24. Unfortunately, the problems underlined in the Court’s judgment in Sejdić and Finci have still not been resolved, almost fourteen years after its publication and despite several later judgments concerning the right to stand for election in Bosnia and Herzegovina (see paragraph 3 above). This was recently criticised by the Committee of Ministers (see paragraph 22 of the judgment). The majority’s language goes beyond this, by repeating the Commissioner for Human Rights’ finding that the current system is “based on ethnic discrimination [and] impedes social cohesion, reconciliation and progress” (see paragraph 59 of the judgment).

25. Such a highly political message must concern us all: Europeans and European judges, from whatever court. However, a solution for any political dysfunctionality in Bosnia and Herzegovina must happen within the country. A constitutional court with such broad jurisdiction as the Bosnian one, which can apply the guarantees of the Convention and the Protocols thereto directly as superior to all national law, which is constantly developing its case-law and whose composition enjoys strong support from the European Court of Human Rights, should not lightly be declared “ineffective”. This must give us food for thought, especially in a case which obviously raises new conceptual issues of representative democracy rooted in the relationship between the right to stand for election and the right to vote. For exactly this reason the majority should have been more careful with the application of the exhaustion rule. This is not least required by the principle of subsidiarity, prominently enshrined in the Preamble to the Convention since 1 August 2021.

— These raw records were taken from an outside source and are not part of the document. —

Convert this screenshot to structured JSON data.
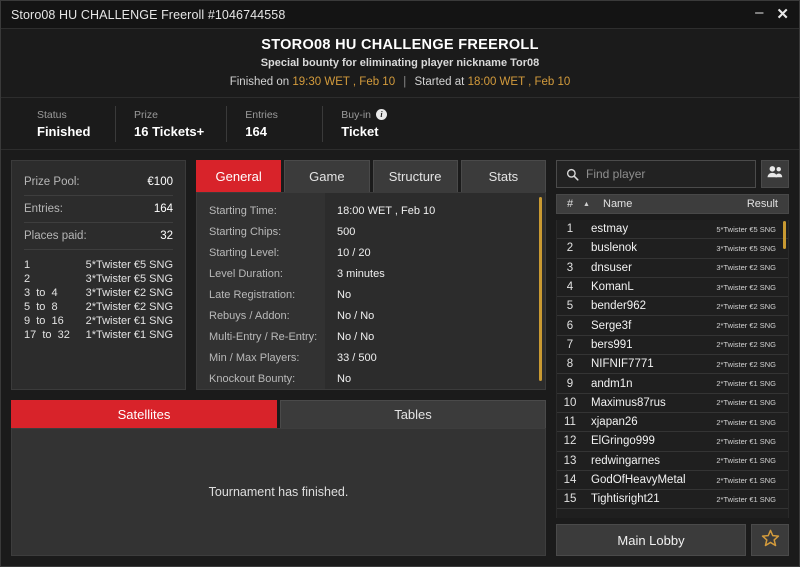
{
  "window": {
    "title": "Storo08 HU CHALLENGE Freeroll #1046744558",
    "minimize_label": "–",
    "close_label": "✕"
  },
  "header": {
    "title": "STORO08 HU CHALLENGE FREEROLL",
    "subtitle": "Special bounty for eliminating player nickname Tor08",
    "finished_prefix": "Finished on",
    "finished_value": "19:30 WET , Feb 10",
    "separator": "|",
    "started_prefix": "Started at",
    "started_value": "18:00 WET , Feb 10"
  },
  "status_strip": [
    {
      "label": "Status",
      "value": "Finished",
      "info": false
    },
    {
      "label": "Prize",
      "value": "16 Tickets+",
      "info": false
    },
    {
      "label": "Entries",
      "value": "164",
      "info": false
    },
    {
      "label": "Buy-in",
      "value": "Ticket",
      "info": true,
      "info_glyph": "i"
    }
  ],
  "prize_panel": {
    "rows": [
      {
        "key": "Prize Pool:",
        "value": "€100"
      },
      {
        "key": "Entries:",
        "value": "164"
      },
      {
        "key": "Places paid:",
        "value": "32"
      }
    ],
    "payouts": [
      {
        "place": "1",
        "prize": "5*Twister €5 SNG"
      },
      {
        "place": "2",
        "prize": "3*Twister €5 SNG"
      },
      {
        "place": "3  to  4",
        "prize": "3*Twister €2 SNG"
      },
      {
        "place": "5  to  8",
        "prize": "2*Twister €2 SNG"
      },
      {
        "place": "9  to  16",
        "prize": "2*Twister €1 SNG"
      },
      {
        "place": "17  to  32",
        "prize": "1*Twister €1 SNG"
      }
    ]
  },
  "details": {
    "tabs": [
      {
        "label": "General",
        "active": true
      },
      {
        "label": "Game",
        "active": false
      },
      {
        "label": "Structure",
        "active": false
      },
      {
        "label": "Stats",
        "active": false
      }
    ],
    "rows": [
      {
        "label": "Starting Time:",
        "value": "18:00 WET , Feb 10"
      },
      {
        "label": "Starting Chips:",
        "value": "500"
      },
      {
        "label": "Starting Level:",
        "value": "10 / 20"
      },
      {
        "label": "Level Duration:",
        "value": "3 minutes"
      },
      {
        "label": "Late Registration:",
        "value": "No"
      },
      {
        "label": "Rebuys / Addon:",
        "value": "No / No"
      },
      {
        "label": "Multi-Entry / Re-Entry:",
        "value": "No / No"
      },
      {
        "label": "Min / Max Players:",
        "value": "33 / 500"
      },
      {
        "label": "Knockout Bounty:",
        "value": "No"
      }
    ]
  },
  "satellites": {
    "tabs": [
      {
        "label": "Satellites",
        "active": true
      },
      {
        "label": "Tables",
        "active": false
      }
    ],
    "message": "Tournament has finished."
  },
  "players": {
    "search_placeholder": "Find player",
    "search_value": "",
    "search_icon": "search-icon",
    "people_icon": "people-icon",
    "columns": {
      "num": "#",
      "sort": "▲",
      "name": "Name",
      "result": "Result"
    },
    "rows": [
      {
        "num": "1",
        "name": "estmay",
        "result": "5*Twister €5 SNG"
      },
      {
        "num": "2",
        "name": "buslenok",
        "result": "3*Twister €5 SNG"
      },
      {
        "num": "3",
        "name": "dnsuser",
        "result": "3*Twister €2 SNG"
      },
      {
        "num": "4",
        "name": "KomanL",
        "result": "3*Twister €2 SNG"
      },
      {
        "num": "5",
        "name": "bender962",
        "result": "2*Twister €2 SNG"
      },
      {
        "num": "6",
        "name": "Serge3f",
        "result": "2*Twister €2 SNG"
      },
      {
        "num": "7",
        "name": "bers991",
        "result": "2*Twister €2 SNG"
      },
      {
        "num": "8",
        "name": "NIFNIF7771",
        "result": "2*Twister €2 SNG"
      },
      {
        "num": "9",
        "name": "andm1n",
        "result": "2*Twister €1 SNG"
      },
      {
        "num": "10",
        "name": "Maximus87rus",
        "result": "2*Twister €1 SNG"
      },
      {
        "num": "11",
        "name": "xjapan26",
        "result": "2*Twister €1 SNG"
      },
      {
        "num": "12",
        "name": "ElGringo999",
        "result": "2*Twister €1 SNG"
      },
      {
        "num": "13",
        "name": "redwingarnes",
        "result": "2*Twister €1 SNG"
      },
      {
        "num": "14",
        "name": "GodOfHeavyMetal",
        "result": "2*Twister €1 SNG"
      },
      {
        "num": "15",
        "name": "Tightisright21",
        "result": "2*Twister €1 SNG"
      }
    ]
  },
  "footer": {
    "main_lobby_label": "Main Lobby",
    "favorite_icon": "star-icon"
  },
  "colors": {
    "accent_red": "#d8232a",
    "accent_gold": "#d39b3c",
    "panel_bg": "#2c2c2c",
    "window_bg": "#1b1b1b"
  }
}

[1] Bosniacs were known as Muslims until the 1992-95 war. The term “Bosniacs” should not be confused with the term “Bosnians”, which is commonly used to denote citizens of Bosnia and Herzegovina irrespective of their ethnic origin.

[2] The Croats are an ethnic group whose members may be natives of Croatia or of other former component republics of the Socialist Federal Republic of Yugoslavia (“the SFRY”) including Bosnia and Herzegovina. The expression “Croat” is normally used (both as a noun and as an adjective) to refer to members of the ethnic group, regardless of their nationality; it is not to be confused with “Croatian”, which normally refers to nationals of Croatia.

[3] The Serbs are an ethnic group whose members may be natives of Serbia or of other former component republics of the SFRY including Bosnia and Herzegovina. The expression “Serb” is normally used (both as a noun and as an adjective) to refer to members of the ethnic group, regardless of their nationality; it is not to be confused with “Serbian”, which normally refers to nationals of Serbia.

[4] Ms Nystuen participated in the Dayton negotiations and the preceding constitutional discussions as a legal adviser to the European Union Co-Chairman of the International Conference on the former Yugoslavia, Mr Bildt, who was heading the European Union delegation within the Contact Group. Thereafter, until 1997, she worked as a legal adviser to Mr Bildt in his capacity as High Representative for Bosnia and Herzegovina.

[5] Mr O’Brien participated in the Dayton negotiations as a Contact Group lawyer, as well as in most major negotiations concerning the former Yugoslavia from 1994 to 2001.

[6] Bosniac and Croat delegates to the House of Peoples of the Federation are elected by the Bosniac and Croat caucuses of the cantonal assemblies (the Federation consists of ten cantons). Members of the cantonal assemblies are directly elected.

[7] Members of the National Assembly of the Republika Srpska are directly elected.

[8] All citizens of Bosnia and Herzegovina also have the citizenship of the Entity in which they have declared their permanent residence. Since the Brčko District is in the joint ownership (condominium) of the two Entities, its residents are entitled to choose their Entity citizenship.

[9] The convertible mark uses the same fixed exchange rate to the euro that the German mark has (1 convertible mark = 0.51129 euros).